Some of these new multinationals will become the international powerhouses and will require services all over the world, for example, in order to support their IT and telecoms networks, says the report entitled Emerging multinationals: The rise of new multinational companies from emerging economies.
PwC used econometric techniques to project the amount of new multinationals that will arise from a representative sample of 15 emerging economies over the next 15 years. The countries analysed were: Argentina, Brazil, Chile, China, Hungary, India, Malaysia, Mexico, Poland, Romania, Russia, Singapore, South Korea, Ukraine and Vietnam.

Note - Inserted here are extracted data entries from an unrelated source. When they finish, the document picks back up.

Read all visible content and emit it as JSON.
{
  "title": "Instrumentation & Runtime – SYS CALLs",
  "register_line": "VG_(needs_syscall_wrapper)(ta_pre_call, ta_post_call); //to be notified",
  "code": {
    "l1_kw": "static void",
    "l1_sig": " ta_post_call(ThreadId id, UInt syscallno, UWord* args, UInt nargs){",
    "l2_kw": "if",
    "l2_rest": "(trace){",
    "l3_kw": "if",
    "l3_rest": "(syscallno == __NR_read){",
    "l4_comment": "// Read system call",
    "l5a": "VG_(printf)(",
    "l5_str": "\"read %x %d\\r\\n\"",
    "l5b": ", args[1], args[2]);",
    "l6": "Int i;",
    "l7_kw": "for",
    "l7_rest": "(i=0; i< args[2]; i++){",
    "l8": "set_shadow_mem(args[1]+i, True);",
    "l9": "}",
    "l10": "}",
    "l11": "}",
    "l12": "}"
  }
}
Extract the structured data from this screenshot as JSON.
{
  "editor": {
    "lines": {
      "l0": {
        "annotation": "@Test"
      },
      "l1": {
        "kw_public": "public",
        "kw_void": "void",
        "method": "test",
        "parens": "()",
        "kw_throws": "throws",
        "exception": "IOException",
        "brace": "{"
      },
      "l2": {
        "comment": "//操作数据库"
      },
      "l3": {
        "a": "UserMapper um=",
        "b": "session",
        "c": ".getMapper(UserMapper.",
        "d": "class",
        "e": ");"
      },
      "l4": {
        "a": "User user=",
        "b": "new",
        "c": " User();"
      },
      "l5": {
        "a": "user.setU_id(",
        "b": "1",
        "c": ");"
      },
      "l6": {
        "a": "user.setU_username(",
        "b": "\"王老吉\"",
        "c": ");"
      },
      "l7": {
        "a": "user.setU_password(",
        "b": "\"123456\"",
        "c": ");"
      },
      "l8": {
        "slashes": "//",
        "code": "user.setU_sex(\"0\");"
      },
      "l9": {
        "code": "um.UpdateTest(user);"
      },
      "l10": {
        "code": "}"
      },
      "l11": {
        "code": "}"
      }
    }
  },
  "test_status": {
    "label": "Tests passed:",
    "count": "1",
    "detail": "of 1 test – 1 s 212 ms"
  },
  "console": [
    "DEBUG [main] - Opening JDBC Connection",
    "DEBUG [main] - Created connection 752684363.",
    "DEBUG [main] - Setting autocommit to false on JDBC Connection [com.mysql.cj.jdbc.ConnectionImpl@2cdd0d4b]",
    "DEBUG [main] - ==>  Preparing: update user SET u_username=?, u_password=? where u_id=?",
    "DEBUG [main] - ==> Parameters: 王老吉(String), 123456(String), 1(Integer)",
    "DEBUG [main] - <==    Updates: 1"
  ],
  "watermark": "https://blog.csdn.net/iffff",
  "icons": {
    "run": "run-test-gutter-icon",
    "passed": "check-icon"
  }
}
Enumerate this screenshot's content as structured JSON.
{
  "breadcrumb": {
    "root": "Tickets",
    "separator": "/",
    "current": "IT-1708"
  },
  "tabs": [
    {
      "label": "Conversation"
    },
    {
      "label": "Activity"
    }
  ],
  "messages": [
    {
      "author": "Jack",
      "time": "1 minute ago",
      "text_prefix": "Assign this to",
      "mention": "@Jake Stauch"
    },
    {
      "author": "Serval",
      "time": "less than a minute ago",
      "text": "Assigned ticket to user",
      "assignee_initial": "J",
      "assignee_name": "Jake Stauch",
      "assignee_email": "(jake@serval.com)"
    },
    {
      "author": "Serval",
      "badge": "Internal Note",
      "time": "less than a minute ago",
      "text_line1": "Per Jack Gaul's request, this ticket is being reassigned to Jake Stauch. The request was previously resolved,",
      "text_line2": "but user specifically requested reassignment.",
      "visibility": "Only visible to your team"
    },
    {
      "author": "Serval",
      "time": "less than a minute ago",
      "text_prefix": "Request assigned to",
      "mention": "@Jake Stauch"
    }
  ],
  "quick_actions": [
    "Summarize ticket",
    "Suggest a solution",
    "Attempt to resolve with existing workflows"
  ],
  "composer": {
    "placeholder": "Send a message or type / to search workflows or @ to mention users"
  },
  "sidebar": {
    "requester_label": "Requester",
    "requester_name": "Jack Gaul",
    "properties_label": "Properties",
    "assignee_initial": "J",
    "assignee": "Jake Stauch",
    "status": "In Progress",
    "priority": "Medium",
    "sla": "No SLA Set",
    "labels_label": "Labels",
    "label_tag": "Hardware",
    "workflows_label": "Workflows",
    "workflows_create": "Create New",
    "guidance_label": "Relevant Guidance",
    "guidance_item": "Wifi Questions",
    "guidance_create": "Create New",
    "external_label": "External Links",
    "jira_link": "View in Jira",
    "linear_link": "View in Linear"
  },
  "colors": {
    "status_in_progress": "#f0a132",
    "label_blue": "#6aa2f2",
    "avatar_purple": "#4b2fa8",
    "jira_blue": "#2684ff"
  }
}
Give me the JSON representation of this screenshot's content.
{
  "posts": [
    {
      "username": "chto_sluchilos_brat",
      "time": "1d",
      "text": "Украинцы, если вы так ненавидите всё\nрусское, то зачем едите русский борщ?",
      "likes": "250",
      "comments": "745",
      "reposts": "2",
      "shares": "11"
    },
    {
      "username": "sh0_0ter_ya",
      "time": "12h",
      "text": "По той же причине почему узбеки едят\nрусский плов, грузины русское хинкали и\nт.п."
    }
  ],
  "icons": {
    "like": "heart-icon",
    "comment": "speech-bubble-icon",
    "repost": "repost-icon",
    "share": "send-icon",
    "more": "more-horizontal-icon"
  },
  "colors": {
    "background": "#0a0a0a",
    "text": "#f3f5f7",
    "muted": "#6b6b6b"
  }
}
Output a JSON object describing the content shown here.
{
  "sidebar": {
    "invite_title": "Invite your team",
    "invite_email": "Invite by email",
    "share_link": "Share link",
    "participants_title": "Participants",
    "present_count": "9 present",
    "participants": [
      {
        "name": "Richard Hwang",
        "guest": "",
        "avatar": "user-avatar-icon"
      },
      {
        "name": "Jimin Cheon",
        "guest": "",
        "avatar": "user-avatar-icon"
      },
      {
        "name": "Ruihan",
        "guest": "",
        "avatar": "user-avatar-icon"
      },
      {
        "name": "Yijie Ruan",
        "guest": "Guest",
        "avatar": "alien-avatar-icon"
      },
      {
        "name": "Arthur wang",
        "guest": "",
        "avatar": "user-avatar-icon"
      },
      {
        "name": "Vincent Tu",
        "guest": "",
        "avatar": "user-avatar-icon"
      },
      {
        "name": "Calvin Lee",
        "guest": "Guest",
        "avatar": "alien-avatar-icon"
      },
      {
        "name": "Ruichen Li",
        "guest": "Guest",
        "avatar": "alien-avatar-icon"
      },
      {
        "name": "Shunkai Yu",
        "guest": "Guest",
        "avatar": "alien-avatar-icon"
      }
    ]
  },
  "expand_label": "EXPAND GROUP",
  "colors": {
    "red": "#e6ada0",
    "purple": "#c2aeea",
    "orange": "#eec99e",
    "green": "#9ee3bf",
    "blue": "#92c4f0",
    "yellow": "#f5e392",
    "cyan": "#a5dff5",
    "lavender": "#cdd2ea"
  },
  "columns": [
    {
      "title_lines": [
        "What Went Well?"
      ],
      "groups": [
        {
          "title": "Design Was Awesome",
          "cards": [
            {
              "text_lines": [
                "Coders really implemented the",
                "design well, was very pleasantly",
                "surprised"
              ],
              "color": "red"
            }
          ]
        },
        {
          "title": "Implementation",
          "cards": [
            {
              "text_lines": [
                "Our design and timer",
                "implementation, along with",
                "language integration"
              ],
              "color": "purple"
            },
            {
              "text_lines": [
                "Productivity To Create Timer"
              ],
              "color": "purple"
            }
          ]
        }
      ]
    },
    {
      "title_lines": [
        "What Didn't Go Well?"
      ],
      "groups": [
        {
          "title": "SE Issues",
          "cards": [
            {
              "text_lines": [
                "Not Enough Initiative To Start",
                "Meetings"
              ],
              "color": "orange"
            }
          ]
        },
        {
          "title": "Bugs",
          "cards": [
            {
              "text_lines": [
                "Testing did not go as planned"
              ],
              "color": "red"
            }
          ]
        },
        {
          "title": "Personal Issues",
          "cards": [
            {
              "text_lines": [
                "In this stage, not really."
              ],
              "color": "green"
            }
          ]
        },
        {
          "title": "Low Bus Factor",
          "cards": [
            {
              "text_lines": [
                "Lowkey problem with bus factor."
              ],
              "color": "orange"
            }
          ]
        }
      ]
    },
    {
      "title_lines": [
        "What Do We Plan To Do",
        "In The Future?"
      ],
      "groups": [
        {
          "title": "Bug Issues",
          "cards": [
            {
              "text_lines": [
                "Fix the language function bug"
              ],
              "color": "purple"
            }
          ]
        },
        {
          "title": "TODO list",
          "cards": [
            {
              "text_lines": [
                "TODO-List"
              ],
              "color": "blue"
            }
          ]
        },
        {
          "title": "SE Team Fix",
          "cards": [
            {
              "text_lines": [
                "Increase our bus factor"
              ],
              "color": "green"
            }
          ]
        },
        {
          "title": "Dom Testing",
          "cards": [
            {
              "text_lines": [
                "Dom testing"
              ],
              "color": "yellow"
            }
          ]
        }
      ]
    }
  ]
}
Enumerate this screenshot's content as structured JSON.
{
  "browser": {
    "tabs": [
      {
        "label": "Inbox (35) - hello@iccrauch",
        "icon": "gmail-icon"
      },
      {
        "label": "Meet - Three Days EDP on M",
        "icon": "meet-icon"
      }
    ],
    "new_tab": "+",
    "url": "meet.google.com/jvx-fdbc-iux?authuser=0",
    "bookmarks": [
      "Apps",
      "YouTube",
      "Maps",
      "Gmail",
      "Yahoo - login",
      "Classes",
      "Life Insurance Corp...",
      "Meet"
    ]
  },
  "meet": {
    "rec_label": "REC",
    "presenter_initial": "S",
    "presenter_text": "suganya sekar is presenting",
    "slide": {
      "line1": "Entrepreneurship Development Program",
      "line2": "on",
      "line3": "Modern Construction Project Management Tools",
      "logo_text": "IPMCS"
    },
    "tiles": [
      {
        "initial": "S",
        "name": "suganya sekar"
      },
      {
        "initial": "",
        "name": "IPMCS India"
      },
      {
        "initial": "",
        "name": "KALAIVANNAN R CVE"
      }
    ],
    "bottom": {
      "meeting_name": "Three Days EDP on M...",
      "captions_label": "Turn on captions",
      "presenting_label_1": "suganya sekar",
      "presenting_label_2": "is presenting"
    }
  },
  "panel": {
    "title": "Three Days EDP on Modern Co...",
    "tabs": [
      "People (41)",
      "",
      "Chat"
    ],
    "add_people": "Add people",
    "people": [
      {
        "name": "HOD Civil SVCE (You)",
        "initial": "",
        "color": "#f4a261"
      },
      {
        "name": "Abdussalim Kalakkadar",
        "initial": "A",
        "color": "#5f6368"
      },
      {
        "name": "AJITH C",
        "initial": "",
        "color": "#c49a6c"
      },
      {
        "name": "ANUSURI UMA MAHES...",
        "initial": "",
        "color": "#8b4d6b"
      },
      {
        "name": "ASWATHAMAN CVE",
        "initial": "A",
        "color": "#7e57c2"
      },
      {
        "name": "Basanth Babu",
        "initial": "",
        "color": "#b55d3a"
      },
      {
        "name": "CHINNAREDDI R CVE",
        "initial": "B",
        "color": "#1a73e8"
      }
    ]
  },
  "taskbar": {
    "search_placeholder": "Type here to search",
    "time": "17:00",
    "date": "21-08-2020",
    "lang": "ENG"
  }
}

India is expected to produce the most new multinational companies, overtaking China as the emerging world’s largest source of new multinationals. Over 2200 Indian companies are projected to open operations outside the country over the next fifteen years. The South American countries in the sample (Argentina, Brazil, Chile and Mexico) are expected to be a relatively smaller source of new multinational companies while the export-orientated South East Asian countries (Malaysia and Singapore), along with oil-rich Russia and the newly industrialised South Korea, are expected to continue to produce large amounts of new multinationals.
The research also provides an insight into the evolution of new multinationals from emerging economies.
Yael Selfin, PwC’s head of Macro Consulting, said:
"More new multinationals are moving straight into developed economies as opposed to setting up their first foreign operation in a neighbouring emerging economy. These new multinationals are increasingly likely to be in business services or higher value-add manufacturing sectors as opposed to the more basic natural resource extraction sectors.”
Chart: projected growth - new multoinationals vs GDP
Chris Hemmings, global head of corporate finance, PricewaterhouseCoopers LLP, said:
“These changes bring opportunities as well as threats. UK companies need to work hard to interact and deal with the new players and also to expose their own goods and services to rapidly growing markets around the world. Companies that are able to build early alliances with emerging market multi-nationals will be safeguarding their business models for the future.”